First we need a variable argument function which pipelines all the arguments but the last one in reverse order via .
and then applies the resulting function to the last argument:
class App a b c r where
app :: (a -> b) -> c -> r
instance (b ~ c, App a d n r1, r ~ (n -> r1)) => App a b (c -> d) r where
app c f = \n -> app (f . c) n
instance (a ~ c, r ~ b) => App a b c r where
app c a = c a
Works like this:
*Main> app not not not True
False
*Main> app (+3) (*2) 2
10
Then expand it with a custom rule for our predicate type type Pred = String -> String -> Bool
:
type Pred = String -> String -> Bool
instance (StringGroupable b c, App a c n r1, r ~ (n -> r1)) => App a b Pred r where
app c p = app ((groupStringBy p :: b -> c) . c)
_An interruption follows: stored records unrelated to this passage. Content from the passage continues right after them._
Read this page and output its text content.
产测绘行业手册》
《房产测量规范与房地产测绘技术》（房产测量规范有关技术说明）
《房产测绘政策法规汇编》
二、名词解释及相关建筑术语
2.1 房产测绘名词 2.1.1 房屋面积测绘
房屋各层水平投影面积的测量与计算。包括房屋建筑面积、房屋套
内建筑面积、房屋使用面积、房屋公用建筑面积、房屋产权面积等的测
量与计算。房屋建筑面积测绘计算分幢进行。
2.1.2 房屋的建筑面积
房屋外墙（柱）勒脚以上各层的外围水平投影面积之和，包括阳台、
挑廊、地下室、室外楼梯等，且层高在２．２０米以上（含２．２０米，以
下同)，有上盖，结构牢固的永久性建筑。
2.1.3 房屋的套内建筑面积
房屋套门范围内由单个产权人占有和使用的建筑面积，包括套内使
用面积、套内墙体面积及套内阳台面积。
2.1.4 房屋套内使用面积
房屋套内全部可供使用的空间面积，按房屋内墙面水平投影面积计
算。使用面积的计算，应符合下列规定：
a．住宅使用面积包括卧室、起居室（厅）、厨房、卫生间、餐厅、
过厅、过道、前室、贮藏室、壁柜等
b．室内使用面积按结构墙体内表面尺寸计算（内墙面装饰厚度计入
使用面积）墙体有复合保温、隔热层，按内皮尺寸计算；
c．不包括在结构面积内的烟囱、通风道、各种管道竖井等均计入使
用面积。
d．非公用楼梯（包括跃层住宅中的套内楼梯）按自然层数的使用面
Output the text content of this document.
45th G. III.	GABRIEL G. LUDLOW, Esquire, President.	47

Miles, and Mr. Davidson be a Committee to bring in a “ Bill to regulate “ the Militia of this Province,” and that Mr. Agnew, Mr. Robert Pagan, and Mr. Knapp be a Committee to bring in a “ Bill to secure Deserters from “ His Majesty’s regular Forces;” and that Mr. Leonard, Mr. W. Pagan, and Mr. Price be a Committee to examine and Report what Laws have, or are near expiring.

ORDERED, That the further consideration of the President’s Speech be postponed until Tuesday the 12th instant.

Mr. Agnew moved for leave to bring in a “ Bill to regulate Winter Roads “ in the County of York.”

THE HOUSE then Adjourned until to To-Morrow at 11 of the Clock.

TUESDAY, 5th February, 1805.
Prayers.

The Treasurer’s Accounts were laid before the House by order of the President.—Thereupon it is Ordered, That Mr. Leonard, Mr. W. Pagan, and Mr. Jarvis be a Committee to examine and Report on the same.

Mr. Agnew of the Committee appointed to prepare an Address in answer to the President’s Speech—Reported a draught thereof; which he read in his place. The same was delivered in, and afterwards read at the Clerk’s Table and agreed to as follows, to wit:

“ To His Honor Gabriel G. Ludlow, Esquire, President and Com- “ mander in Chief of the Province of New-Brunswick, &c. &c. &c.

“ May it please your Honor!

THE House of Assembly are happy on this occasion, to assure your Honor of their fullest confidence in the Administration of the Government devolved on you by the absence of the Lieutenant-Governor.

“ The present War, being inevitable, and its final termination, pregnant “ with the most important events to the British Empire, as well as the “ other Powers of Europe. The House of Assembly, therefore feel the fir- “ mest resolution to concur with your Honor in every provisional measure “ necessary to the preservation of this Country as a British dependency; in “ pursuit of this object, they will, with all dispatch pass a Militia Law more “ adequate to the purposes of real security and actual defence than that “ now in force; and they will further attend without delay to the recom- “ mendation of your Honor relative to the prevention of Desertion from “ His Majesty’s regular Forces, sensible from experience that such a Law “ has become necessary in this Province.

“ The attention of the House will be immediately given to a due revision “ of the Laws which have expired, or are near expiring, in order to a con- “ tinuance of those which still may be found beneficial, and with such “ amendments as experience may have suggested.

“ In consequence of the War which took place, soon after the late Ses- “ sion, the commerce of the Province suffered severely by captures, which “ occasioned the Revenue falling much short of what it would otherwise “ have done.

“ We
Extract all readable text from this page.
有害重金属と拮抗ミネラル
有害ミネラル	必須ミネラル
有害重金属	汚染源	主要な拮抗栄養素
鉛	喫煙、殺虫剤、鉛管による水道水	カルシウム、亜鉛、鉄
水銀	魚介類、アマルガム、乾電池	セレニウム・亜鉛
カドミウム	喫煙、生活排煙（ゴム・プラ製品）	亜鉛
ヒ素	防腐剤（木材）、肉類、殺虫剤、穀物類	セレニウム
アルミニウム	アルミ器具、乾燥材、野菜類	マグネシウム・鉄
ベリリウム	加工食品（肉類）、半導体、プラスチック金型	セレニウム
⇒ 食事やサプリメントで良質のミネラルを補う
And finally wrap it in rGroupBy
(supplying id
function to be the first in the pipeline):
rGroupBy :: (App [String] [String] Pred r) => Pred -> r
rGroupBy p = app (id :: [String] -> [String]) p
Now it should work for any number of grouping predicates of type Pred
producing the list of the depth equal to the number of supplied predicates:
-- gives: [["1.1","1.2.1","1.2.2"],["2.1","2.2"],["3"]]
test2 = rGroupBy (deweyGroup 1) inp
-- gives: [[["1.1"],["1.2.1","1.2.2"]],[["2.1"],["2.2"]],[["3"]]]
test3 = rGroupBy (deweyGroup 1) (deweyGroup 2) inp
-- gives: [[[["1.1"]],[["1.2.1","1.2.2"]]],[[["2.1"]],[["2.2"]]],[[["3"]]]]
test4 = rGroupBy (deweyGroup 1) (deweyGroup 2) (deweyGroup 1) inp
So it is possible (and probably can be simplified) but as always with this sort of hackery is not recommended to be used for anything but the exercise.